Mudanças na direção podem indicar declínio cognitivo
Estudo publicado na revista Neurology pela Washington University School of Medicine acompanhou 298 pessoas idosas (média de 75 anos) por mais de três anos. Do total, 56 participantes tinham comprometimento cognitivo leve, condição que pode anteceder a demência. Os carros foram equipados com GPS para registrar horários, velocidade, distância, frequência e variedade de trajetos. No início, os hábitos eram semelhantes entre os grupos.

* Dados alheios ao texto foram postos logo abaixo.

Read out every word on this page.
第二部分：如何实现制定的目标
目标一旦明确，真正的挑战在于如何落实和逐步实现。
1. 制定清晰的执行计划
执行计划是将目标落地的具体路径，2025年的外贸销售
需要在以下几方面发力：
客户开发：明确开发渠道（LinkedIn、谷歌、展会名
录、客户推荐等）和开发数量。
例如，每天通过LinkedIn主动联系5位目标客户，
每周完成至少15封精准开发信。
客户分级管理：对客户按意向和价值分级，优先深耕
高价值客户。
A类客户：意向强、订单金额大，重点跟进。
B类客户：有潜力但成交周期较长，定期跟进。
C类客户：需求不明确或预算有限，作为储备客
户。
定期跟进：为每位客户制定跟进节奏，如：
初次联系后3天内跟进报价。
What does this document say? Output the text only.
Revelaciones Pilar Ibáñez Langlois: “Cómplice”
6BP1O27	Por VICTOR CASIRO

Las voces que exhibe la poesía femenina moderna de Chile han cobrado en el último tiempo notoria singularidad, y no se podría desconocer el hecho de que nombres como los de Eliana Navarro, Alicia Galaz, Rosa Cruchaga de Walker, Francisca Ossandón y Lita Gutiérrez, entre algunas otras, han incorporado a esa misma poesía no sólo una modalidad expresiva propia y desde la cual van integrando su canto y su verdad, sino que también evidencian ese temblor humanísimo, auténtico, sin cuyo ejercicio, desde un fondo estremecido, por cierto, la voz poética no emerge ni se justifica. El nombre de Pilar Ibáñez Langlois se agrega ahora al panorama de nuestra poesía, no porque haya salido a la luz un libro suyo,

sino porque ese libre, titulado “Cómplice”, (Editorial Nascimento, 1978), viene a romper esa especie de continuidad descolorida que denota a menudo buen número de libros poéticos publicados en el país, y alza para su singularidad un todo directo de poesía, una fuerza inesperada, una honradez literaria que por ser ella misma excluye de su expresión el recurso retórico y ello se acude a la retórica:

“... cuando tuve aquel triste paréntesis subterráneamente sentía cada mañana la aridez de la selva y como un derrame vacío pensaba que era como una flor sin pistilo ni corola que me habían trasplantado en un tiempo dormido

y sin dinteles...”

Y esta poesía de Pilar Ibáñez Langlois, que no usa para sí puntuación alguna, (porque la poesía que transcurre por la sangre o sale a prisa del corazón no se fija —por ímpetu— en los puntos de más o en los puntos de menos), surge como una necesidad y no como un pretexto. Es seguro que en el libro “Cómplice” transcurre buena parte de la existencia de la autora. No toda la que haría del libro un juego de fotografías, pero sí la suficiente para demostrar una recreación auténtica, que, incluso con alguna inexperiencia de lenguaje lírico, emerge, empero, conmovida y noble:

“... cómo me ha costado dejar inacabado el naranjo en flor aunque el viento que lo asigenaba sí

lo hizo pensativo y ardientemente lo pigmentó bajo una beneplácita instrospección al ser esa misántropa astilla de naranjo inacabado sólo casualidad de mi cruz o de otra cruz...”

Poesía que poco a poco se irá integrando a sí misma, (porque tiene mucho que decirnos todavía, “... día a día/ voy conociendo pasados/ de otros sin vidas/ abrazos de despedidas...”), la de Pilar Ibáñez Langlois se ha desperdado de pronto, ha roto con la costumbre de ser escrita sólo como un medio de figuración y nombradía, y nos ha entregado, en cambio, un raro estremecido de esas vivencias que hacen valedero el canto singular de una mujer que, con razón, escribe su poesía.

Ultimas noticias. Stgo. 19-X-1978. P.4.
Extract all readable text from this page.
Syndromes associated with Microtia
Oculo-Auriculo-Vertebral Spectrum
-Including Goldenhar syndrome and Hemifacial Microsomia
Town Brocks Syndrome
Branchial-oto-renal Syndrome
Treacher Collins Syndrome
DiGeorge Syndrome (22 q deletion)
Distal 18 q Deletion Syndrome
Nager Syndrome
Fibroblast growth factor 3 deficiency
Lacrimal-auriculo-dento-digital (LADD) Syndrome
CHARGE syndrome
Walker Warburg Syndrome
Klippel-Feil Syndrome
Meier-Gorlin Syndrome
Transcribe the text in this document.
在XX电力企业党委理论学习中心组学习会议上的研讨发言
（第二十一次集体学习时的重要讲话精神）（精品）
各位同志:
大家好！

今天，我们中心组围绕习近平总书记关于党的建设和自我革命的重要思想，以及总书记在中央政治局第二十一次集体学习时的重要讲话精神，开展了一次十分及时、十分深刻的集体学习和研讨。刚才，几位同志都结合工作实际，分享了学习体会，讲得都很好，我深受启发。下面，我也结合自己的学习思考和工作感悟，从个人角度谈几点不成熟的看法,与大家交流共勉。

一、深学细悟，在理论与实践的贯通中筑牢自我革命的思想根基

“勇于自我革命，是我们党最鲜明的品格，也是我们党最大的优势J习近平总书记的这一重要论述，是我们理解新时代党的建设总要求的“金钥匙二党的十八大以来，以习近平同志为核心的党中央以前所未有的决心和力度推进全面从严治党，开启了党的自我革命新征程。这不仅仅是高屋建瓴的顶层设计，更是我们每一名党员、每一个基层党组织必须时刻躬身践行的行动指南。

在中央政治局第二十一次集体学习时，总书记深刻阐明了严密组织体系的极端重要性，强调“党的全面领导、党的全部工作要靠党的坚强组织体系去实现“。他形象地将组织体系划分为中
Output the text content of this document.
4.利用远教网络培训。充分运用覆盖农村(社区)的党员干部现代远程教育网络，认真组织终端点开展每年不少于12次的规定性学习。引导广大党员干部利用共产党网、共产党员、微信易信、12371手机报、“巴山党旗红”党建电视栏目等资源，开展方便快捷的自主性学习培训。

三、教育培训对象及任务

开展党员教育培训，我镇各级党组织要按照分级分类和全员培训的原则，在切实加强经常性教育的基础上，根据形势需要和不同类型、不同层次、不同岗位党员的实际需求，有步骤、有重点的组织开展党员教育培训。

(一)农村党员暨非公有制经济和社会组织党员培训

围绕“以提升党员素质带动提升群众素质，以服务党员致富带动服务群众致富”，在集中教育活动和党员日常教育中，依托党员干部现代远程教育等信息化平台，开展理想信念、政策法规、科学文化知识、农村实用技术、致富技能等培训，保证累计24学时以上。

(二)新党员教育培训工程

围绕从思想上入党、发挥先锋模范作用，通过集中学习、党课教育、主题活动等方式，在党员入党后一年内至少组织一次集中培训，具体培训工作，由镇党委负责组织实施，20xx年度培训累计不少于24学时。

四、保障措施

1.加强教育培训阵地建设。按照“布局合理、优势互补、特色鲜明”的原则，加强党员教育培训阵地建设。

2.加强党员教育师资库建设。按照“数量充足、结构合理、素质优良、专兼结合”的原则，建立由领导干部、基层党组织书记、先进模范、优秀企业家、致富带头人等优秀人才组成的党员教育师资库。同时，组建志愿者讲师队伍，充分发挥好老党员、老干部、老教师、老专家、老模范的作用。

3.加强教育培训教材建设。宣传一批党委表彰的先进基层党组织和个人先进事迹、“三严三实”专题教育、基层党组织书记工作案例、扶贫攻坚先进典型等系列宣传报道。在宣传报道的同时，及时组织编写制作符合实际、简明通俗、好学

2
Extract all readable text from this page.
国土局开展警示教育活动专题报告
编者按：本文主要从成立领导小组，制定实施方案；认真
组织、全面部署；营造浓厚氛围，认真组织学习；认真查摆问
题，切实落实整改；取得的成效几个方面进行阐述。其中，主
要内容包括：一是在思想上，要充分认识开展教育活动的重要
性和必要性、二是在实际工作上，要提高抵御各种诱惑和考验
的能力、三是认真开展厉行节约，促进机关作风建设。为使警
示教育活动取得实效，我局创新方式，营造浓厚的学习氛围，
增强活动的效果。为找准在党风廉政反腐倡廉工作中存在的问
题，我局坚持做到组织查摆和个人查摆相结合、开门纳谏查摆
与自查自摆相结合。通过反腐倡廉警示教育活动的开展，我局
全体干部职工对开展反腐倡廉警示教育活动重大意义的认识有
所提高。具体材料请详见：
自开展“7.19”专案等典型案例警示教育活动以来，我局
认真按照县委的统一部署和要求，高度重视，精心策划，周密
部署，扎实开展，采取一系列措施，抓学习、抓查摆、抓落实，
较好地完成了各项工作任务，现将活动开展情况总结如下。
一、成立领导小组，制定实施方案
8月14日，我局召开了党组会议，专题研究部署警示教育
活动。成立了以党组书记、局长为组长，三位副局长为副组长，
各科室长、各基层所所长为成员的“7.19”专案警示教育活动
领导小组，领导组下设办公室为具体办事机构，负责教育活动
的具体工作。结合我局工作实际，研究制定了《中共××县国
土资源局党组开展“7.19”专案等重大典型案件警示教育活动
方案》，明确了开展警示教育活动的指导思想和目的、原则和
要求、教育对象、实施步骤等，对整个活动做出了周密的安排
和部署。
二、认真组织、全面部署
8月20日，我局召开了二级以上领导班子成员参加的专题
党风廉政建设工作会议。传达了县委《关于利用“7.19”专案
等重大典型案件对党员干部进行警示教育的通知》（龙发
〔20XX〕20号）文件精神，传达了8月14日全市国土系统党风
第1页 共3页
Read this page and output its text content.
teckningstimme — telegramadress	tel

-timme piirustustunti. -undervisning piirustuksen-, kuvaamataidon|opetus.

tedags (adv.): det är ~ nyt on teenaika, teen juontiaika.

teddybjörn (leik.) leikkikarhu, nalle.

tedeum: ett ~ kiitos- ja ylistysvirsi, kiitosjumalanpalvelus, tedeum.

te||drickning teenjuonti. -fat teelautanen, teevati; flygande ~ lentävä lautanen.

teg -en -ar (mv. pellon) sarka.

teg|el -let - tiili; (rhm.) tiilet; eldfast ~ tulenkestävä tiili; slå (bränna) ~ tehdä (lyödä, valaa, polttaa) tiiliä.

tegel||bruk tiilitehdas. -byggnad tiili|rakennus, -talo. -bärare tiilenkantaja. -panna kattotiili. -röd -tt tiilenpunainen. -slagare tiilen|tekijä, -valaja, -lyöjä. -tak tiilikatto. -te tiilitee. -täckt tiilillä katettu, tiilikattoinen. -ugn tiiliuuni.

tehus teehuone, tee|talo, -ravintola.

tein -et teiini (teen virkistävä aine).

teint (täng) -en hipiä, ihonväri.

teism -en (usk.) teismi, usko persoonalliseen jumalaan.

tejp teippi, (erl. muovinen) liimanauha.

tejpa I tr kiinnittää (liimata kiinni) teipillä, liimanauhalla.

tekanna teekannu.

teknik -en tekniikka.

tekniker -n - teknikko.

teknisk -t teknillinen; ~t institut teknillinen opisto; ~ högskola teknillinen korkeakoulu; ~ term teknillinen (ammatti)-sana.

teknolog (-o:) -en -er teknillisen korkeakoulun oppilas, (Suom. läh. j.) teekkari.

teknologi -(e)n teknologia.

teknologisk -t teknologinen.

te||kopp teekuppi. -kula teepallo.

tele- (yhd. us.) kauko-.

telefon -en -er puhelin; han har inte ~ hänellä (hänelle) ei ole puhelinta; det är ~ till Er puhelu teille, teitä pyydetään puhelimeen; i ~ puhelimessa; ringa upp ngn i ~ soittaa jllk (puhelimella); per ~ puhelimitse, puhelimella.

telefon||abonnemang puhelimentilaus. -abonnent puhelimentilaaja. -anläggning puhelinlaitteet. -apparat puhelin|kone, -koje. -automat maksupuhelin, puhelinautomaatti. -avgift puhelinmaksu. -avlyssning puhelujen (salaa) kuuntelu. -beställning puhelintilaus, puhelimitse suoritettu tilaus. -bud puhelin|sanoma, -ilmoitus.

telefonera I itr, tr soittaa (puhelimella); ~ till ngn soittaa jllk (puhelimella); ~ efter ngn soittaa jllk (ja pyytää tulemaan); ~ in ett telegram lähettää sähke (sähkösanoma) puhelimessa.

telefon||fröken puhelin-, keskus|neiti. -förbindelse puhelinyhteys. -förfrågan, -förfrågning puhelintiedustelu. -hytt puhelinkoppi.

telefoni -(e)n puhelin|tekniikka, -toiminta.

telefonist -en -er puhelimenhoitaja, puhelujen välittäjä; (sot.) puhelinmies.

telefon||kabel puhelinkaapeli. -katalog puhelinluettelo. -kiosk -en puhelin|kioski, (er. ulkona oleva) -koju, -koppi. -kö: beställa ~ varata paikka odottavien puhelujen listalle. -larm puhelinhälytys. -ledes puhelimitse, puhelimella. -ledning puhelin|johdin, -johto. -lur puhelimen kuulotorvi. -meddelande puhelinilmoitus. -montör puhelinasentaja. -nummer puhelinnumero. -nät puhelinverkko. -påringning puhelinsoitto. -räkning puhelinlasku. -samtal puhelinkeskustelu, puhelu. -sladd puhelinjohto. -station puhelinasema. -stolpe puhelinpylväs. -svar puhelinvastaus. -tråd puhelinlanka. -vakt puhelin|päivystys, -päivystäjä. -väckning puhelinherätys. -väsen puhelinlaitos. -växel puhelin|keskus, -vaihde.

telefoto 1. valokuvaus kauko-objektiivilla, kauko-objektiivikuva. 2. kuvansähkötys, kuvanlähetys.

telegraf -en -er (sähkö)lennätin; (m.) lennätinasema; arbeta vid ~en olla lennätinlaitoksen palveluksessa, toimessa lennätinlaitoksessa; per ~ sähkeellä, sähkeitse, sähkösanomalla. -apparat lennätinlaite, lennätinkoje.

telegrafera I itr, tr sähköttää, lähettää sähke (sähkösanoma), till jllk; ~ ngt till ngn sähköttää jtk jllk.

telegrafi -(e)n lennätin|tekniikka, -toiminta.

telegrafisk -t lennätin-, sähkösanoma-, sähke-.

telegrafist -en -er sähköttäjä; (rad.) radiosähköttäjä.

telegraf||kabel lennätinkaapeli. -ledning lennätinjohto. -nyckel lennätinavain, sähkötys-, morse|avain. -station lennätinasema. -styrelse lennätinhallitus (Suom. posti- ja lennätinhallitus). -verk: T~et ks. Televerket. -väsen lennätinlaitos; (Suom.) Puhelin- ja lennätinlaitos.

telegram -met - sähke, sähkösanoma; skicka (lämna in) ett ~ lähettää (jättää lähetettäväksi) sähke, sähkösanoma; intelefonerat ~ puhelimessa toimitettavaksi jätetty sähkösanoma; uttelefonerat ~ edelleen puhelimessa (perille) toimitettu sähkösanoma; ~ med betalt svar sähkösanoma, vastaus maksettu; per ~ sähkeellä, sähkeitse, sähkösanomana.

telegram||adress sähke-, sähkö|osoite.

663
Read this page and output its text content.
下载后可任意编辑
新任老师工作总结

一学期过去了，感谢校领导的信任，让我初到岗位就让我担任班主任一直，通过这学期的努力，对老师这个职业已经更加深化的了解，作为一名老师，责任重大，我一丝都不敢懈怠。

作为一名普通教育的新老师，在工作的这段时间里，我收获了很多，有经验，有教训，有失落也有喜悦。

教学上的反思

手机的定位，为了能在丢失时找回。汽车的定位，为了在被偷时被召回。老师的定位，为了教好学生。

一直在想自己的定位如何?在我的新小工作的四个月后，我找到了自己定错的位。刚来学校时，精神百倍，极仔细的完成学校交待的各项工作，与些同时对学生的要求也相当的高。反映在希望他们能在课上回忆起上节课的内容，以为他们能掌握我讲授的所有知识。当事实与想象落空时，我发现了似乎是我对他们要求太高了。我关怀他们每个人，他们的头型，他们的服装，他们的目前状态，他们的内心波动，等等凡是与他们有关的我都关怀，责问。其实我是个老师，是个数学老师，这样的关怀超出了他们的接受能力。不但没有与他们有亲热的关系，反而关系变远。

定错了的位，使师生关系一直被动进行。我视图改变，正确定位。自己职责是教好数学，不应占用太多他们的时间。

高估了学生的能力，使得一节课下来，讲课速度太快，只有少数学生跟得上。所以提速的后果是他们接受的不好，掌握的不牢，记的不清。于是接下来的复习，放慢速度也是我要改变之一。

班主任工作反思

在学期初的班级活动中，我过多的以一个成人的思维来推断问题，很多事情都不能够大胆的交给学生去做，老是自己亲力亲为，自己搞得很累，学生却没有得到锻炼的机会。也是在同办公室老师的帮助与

Com o tempo, quem desenvolveu comprometimento cognitivo passou a dirigir menos, especialmente à noite, percorrer trajetos mais curtos e optar por caminhos conhecidos, reduzindo a variedade de rotas. Os resultados indicam que alterações no comportamento ao volante podem servir como indicador precoce de problemas cognitivos.
Dirigir exige integração de várias áreas do cérebro
Segundo a neurologista Sonia Maria Dozzi Brucki, professora livre-docente pela FMUSP, dirigir é uma tarefa complexa que exige atenção, memória operacional, tomada de decisão, tempo de reação e coordenação motora. "Você precisa prestar atenção no veículo da frente, de trás, do lado, olhar os retrovisores, calcular distâncias, decidir quando frear e com qual intensidade", explica. Essas atividades estimulam simultaneamente várias áreas cerebrais, sendo benéficas para a saúde cerebral.
Sinais de alerta independentemente da idade
A especialista ressalta que alterações cognitivas podem surgir em qualquer fase da vida. Esquecer trajetos habituais, dificuldade para calcular distâncias, precisar pensar mais em ações antes automáticas ou mudanças de comportamento no trânsito, como impulsividade ou agressividade, merecem atenção. "Qualquer coisa que faça você sair do seu padrão habitual merece investigação", alerta Brucki.
Prazer ao volante e saúde mental
Para muitas pessoas, dirigir proporciona sensação de liberdade e bem-estar. A neurologista afirma que, quando a direção é prazerosa, o cérebro libera dopamina, neurotransmissor ligado à recompensa, aliviando sintomas de ansiedade e depressão. Relatos de condutoras como Natália Cigarro, Matilde Sanches e Solange Pivari destacam a direção como fonte de autonomia, aconchego e independência.